Living and not knowing is a life lesson offered by Don.
Don: Peggy, I'm here to help you do whatever you want to do.
Peggy: Well, how do I know?
Don: That's a tough one.
Peggy: You love this.
Don: Not really. I want you to feel good about whatever you're doing. That's just the job.
Peggy: What's the job?
Don: Living and not knowing.
Matt Weiner describes Don as Peggy's mentor. But writer-producer Semi Challas clearly has infused this relationship with a lot more, as amplified by the actors. These two people have a knowledge of each other that goes beyond anything one uses to describe as a mentor-protege relationship. It is like family, certainly not like spouses as we see that relationship portrayed on "Mad Men" as based on defensive negotiations, maybe closer to siblings - the older brother who knows about her illegitimate child - you know, Pete's other child - and the sister who knows about Don's drinking, womanizing, and childhood. She cares about Don's opinion, in that sometimes angry and insecure but very close younger sister way. And he tells her: "I worry about a lot of things, but I don't worry about you."

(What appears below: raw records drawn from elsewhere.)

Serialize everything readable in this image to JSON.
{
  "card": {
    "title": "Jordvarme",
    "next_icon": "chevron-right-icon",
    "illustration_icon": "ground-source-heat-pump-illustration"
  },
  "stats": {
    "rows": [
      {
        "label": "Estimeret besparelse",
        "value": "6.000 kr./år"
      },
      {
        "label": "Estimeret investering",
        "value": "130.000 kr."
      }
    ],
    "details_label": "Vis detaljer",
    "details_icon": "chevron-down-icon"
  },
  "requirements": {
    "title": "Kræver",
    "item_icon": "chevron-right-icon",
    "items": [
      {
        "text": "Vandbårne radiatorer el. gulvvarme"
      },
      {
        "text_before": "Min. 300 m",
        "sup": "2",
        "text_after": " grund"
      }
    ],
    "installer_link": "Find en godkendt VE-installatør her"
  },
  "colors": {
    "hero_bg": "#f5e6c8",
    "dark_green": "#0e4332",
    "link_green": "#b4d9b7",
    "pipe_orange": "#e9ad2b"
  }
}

It was fascinating to watch Peggy and Don work on issues like mothers feeling guilty about not having time to prepare a complete dinner but requiring permission from their spouses to serve food from Burger Chef and its competition. At one point, Peggy suggests and Don rejects having the mom coming home from work.

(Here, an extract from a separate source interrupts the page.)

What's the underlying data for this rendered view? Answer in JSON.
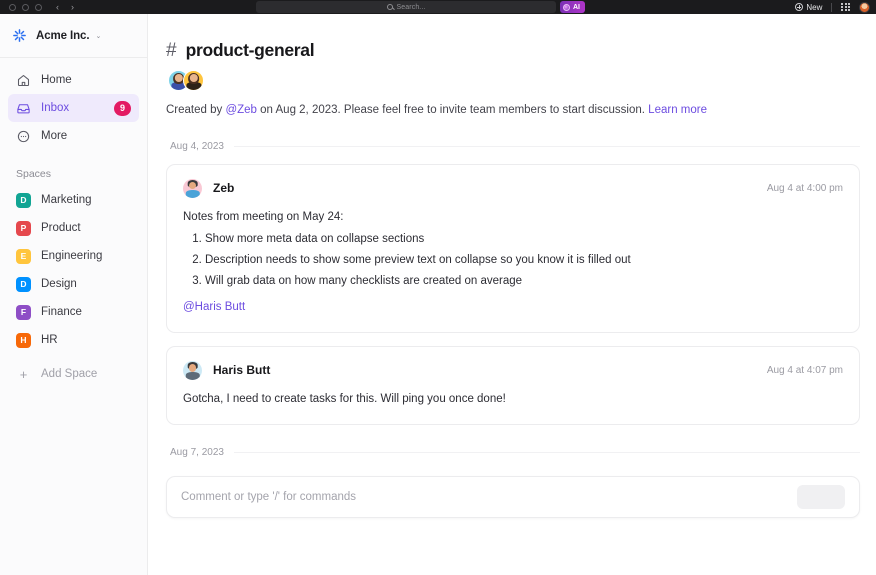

"What's her profession?" blurts out Don.
"You are surrounded by all kinds of mothers who work," Peggy says pointing out the obvious.
"It's too sad for an ad," Don tells her.
And we get to: "What if there was a place where you could go and there was no TV and you could break bread and anyone you were sitting with was family?" It is part of an emotional scene, which is one I could write about but I cannot do it justice. So here it is:
We could interpret that scene as based upon paternalistic mentoring but I see it as reflecting the disintegrated family scene, the family as experienced by the two characters. It is part of the "not knowing" of 1969. We have "The Chairman of the Board" Sinatra telling us about living life "my way" not "our way" (the emotion of this song is based upon facing "end of life" and "the final curtain" or finale (?), not love):
Don: "Do you hear this?"
Peggy: "I know. They're playing it all the time."

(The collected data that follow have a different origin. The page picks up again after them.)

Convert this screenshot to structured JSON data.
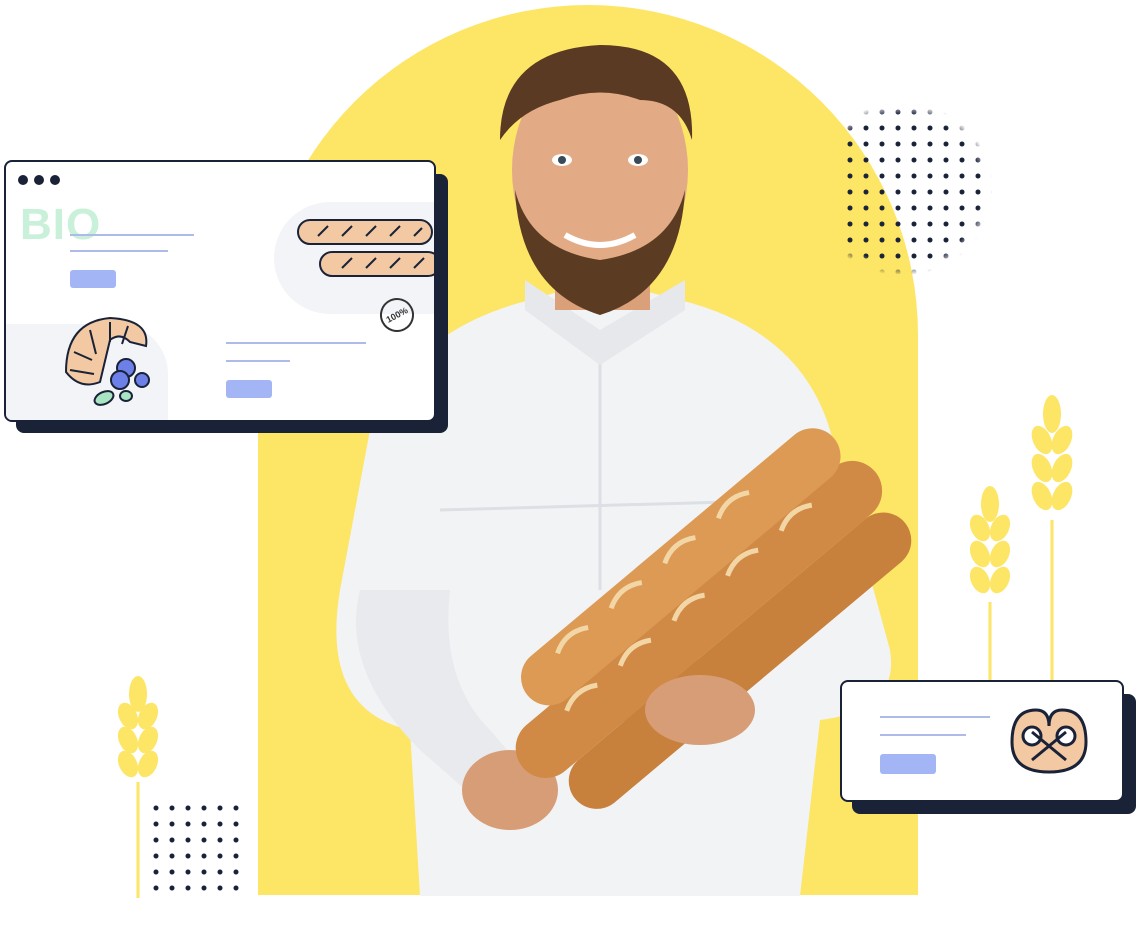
{
  "bio_card": {
    "watermark": "BIO",
    "badge": "100%"
  },
  "icons": {
    "baguette": "baguette-icon",
    "croissant": "croissant-icon",
    "pretzel": "pretzel-icon",
    "wheat": "wheat-icon"
  },
  "colors": {
    "arch": "#fde566",
    "dark": "#1a2238",
    "accent_blue": "#a4b5f5",
    "bio_green": "#c9f0d9"
  }
}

Don: "Do you think that's a coincidence?"
In 1969 the individual's needs and wants are becoming the focus, so no it's not a coincidence that the most sentimental song of the time is all about me doing it "my way". The family and community oriented self-sacrifice values that came out of The Great Depression and WWII are gone. But can you build a substitute for those family values based on this self-oriented song?
And now, the end is here
And so I face the final curtain
My friend, I'll say it clear
I'll state my case, of which I'm certain
I've lived a life that's full
I traveled each and ev'ry highway
And more, much more than this, I did it my way
Regrets, I've had a few
But then again, too few to mention
I did what I had to do and saw it through without exemption
I planned each charted course, each careful step along the byway
And more, much more than this, I did it my way
Yes, there were times, I'm sure you knew
When I bit off more than I could chew
But through it all, when there was doubt
I ate it up and spit it out
I faced it all and I stood tall and did it my way
I've loved, I've laughed and cried
I've had my fill, my share of losing
And now, as tears subside, I find it all so amusing
To think I did all that
And may I say, not in a shy way,
"Oh, no, oh, no, not me, I did it my way"
For what is a man, what has he got?
If not himself, then he has naught
To say the things he truly feels and not the words of one who kneels
The record shows I took the blows and did it my way!
Yes, it was my way.
Edited by phrelin, 21 May 2014 - 12:58 PM.